The millions who will remain jobless after the extra $600 is cut off will have no choice but to drastically cut their spending, causing a sharp decline in their living standards, an increase in poverty, and completely unnecessary suffering. Cutting off the $600 will also exacerbate racial inequality. Black communities are suffering more from this pandemic—both physically and economically—as a result of, and in addition to, systemic racism. Black communities will suffer even more if the $600 expires. And of course, letting the $600 expire won’t just hurt UI recipients and their families, it would hurt millions more. The spending generated by that $600 is supporting over 5 million jobs. That means letting the $600 expire would cost more than 5 million jobs. Figure A shows how many jobs will be lost in each state if the extra $600 is allowed to expire.
If policymakers really are worried about the disincentive effect of the extra $600, they should address that issue in another way—not cut off the additional payment, which is far too important. Instead they could, for example, let people keep some of their UI when they go back to work. And Congress needs to move fast. If they let the extra payments expire and then reinstate them, it will be an unnecessary administrative nightmare for state agencies, and recipients will face a lapse in benefits of two to four weeks (even if benefits are reinstated right away).

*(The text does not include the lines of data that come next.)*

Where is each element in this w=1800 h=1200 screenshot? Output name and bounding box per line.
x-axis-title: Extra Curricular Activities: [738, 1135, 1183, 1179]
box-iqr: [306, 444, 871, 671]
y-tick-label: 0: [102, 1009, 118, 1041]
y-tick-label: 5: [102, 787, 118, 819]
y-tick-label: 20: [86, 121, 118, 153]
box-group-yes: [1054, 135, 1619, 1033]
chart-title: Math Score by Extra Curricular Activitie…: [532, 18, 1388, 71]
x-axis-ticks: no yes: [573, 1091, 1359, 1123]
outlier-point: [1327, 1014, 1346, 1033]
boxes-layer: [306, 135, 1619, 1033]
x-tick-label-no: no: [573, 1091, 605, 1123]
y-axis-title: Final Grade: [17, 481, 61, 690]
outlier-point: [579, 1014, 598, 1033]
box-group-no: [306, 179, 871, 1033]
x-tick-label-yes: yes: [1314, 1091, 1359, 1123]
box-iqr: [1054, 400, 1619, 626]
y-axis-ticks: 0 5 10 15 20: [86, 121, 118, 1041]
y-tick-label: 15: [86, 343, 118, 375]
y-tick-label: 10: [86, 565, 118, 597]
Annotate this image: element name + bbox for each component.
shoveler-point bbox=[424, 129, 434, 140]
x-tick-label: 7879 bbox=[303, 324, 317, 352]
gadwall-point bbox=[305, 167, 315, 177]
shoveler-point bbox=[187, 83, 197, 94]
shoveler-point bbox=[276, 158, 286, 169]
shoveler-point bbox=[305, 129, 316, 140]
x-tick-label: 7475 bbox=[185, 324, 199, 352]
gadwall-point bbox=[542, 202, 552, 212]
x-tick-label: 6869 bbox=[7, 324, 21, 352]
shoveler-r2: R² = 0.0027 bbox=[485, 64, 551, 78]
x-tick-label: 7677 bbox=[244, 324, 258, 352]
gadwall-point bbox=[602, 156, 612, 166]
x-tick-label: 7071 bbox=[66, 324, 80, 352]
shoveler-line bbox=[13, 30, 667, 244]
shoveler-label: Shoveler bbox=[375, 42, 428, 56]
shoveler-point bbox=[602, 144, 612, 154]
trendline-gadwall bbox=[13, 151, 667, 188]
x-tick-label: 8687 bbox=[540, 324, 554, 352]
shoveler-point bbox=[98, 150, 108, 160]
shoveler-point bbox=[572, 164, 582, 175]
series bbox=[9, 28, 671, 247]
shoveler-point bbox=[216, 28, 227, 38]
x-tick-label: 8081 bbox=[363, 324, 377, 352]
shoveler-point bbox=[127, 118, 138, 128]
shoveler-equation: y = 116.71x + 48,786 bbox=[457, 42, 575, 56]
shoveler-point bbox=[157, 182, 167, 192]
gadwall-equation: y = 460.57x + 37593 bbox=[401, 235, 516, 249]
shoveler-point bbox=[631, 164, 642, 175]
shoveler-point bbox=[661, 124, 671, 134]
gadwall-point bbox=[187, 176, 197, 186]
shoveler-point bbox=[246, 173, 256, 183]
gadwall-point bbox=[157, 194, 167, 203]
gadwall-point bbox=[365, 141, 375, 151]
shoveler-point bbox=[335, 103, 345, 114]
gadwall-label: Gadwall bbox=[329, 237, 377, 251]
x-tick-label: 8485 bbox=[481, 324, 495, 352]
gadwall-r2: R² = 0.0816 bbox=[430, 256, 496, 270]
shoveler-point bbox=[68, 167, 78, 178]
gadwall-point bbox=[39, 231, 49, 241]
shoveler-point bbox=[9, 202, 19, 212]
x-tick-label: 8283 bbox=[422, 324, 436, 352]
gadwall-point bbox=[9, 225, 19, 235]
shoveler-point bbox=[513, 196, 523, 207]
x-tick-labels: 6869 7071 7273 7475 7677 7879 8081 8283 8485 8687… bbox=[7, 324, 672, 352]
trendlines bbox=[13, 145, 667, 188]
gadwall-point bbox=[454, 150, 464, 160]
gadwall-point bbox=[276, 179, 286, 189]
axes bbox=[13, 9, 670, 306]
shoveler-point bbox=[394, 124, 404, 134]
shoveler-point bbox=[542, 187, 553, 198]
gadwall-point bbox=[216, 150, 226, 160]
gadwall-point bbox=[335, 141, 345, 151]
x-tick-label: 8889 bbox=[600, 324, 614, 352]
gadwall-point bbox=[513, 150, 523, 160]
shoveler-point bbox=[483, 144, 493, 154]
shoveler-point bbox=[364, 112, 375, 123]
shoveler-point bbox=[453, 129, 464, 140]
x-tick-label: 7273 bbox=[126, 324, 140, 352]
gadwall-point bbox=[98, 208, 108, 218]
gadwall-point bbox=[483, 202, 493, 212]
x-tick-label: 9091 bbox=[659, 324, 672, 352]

Figure B shows continuing claims in all programs over time (the latest data are for June 27). Continuing claims are more than 30 million above where they were a year ago. The latest figure in “other programs” in Figure B is 1.3 million claims. Most of this (0.9 million) is Pandemic Emergency Unemployment Compensation (PEUC). PEUC is the additional 13 weeks of benefits provided by the CARES Act for people who have exhausted regular state benefits. The number of people on PEUC can be expected to grow dramatically as the crisis drags on and more of the nearly 17 million people currently on regular state benefits exhaust their regular benefits and move on to PEUC.
“Other programs” in Figure B also includes Short-Time Compensation (STC). The number of workers on STC ticked down in the latest data, after having risen for 14 weeks straight in this crisis. This is not good news. STC is a great program to prevent layoffs where employers reduce work hours rather than lay off workers, and workers get partial UI. However, STC is massively underutilized (there are only 342,666 workers on STC in the latest data, roughly 1% of all people on unemployment benefits). It should be being used more, not less.
Figure B only covers continuing claims through June 27, but Figure C combines the most recent data on both continuing claims and initial claims to get a measure of the total number of people “on” unemployment benefits as of July 11th. DOL numbers indicate that right now, 36.4 million workers are either on unemployment benefits, have been approved and are waiting for benefits, or have applied recently and are waiting to get approved. That is more than one in five workers. But a note of caution: while regular state UI and PUA claims should be completely non-overlapping—that is how DOL has directed state agencies to report them—some states may be misreporting claims, so there may be some double counting. Further, some states may be including some back weeks in their continuing claims.